Around Thanksgiving time last year, The Wall Street Journal was crowing about the beauty of all the full warehouses adorning the U.S. economic picture. The headline read "Full Warehouses Are Good News This Time Around." Funny, only a few years ago that landscape of filled facilities wouldn't have been judged as very pretty at all. What gives, WSJ?
"... retailers and big manufacturers have increasingly relied on outside warehouses to reduce the cost of maintaining their own storage facilities and to take advantage of more streamlined logistic and supply chain systems which allow for just-in-time delivery," the Journal reported. "As a result, economists and trade experts say the current phenomenon of heavy warehouse traffic indicates retailers, consumers and manufacturers expect the market to hold up."
Just remember, warehousing's standard of beauty is as fickle as that of American culture. What was considered a "Rubenesque" figure a century ago is derided as "fat" today. So last Thanksgiving's fat warehouses better be much leaner by spring if they want a long line of suitors coming after them.
That delicate balance of fat vs lean is all part of the art and science of material handling. If well executed in the private sector, it's a thing of beauty. If not well executed in the military, it could mean lives lost. Fat is never pretty in a theater of battle. Our story on page XX shows why it's important to be lean and mean where military logistics is concerned. But if lean and mean were enough to win a war, victory would be easy. Agility is a necessary third attribute. That means being ready for any situation that arises. Our nation's security depends on it. Is industry as ready?
The military does table-top exercises and war games to figure out what-if scenarios. That's contingency planning. But if I were to suggest you follow their lead, you might think I was being unrealistic. What if the advice came from Roger Kallock, former deputy undersecretary of defense for logistics and materiel readiness? He's offered that advice to managers before.
"Senior business guys look at me like I have two heads," he told me. "They don't want to spend time thinking about the unexpected. They have to meet their profit objectives. But folks in material handling logistics ought to be doing drills with their partners up and down the supply chain."

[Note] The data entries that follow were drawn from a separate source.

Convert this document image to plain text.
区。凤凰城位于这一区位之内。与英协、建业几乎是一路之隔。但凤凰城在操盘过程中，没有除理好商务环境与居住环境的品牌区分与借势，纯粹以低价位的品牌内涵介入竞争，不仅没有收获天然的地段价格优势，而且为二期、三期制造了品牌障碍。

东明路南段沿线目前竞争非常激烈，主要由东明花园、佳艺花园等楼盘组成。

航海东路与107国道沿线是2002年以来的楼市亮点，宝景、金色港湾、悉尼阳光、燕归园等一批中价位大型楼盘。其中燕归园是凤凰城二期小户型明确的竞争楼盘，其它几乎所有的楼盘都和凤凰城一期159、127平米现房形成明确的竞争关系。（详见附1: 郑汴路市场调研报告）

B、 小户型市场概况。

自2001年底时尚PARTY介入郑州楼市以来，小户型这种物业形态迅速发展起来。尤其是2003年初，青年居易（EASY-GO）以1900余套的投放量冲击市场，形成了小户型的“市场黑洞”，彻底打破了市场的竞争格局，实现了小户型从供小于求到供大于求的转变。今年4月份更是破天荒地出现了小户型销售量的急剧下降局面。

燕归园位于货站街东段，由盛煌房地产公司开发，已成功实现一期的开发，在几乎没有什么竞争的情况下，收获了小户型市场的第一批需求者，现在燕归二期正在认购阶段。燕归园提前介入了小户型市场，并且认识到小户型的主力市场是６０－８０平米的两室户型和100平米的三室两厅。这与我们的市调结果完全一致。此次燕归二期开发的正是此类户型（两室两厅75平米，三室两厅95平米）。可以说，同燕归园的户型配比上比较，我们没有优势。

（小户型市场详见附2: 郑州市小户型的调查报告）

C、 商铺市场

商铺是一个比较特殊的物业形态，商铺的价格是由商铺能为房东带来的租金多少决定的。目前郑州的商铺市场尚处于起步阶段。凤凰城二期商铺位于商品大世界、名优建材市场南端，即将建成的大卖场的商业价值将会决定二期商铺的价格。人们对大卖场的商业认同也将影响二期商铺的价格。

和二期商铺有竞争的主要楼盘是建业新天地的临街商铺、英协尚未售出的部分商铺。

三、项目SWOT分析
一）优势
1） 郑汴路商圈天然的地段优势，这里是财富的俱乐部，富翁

He suggests getting six or eight worst case scenarios from each of 10 or 15 people in your supply chain, then doing some quick probability analysis to narrow the list down to the top five or 10. Put these down on separate slips of paper, toss them in a hat, and have your CEO pick one at 3 p.m. on a Friday. Announce to your organization the emergency du jour, then require a solution by Monday morning.
Won't work? What if insurance companies, as part of a business continuity package, required this kind of exercise and offered reduced premiums? Would you play along then?
Fat inventories aren't a good contingency plan for the long term. Eventually you'll have to develop a better understanding of your customers and their needs. Logistics execution systems can help. Automated cross docking can help. The equipment and systems you'll see at NA 2004, MHIA's material handling and logistics show, can help. In fact, if you take a look at our preview of NA 2004, starting on page XX, I'll bet you get plenty of good ideas to start with. Then, by going through some contingency planning before the show and bringing your hat full of scenarios to Cleveland's IX Center this March 29 through April 1, you'll be better prepared to bring back a handful of more educated approaches and study their potential in your plant or warehouse.
Fat and happy may make headlines, but operations that stay fat won't be happy for long.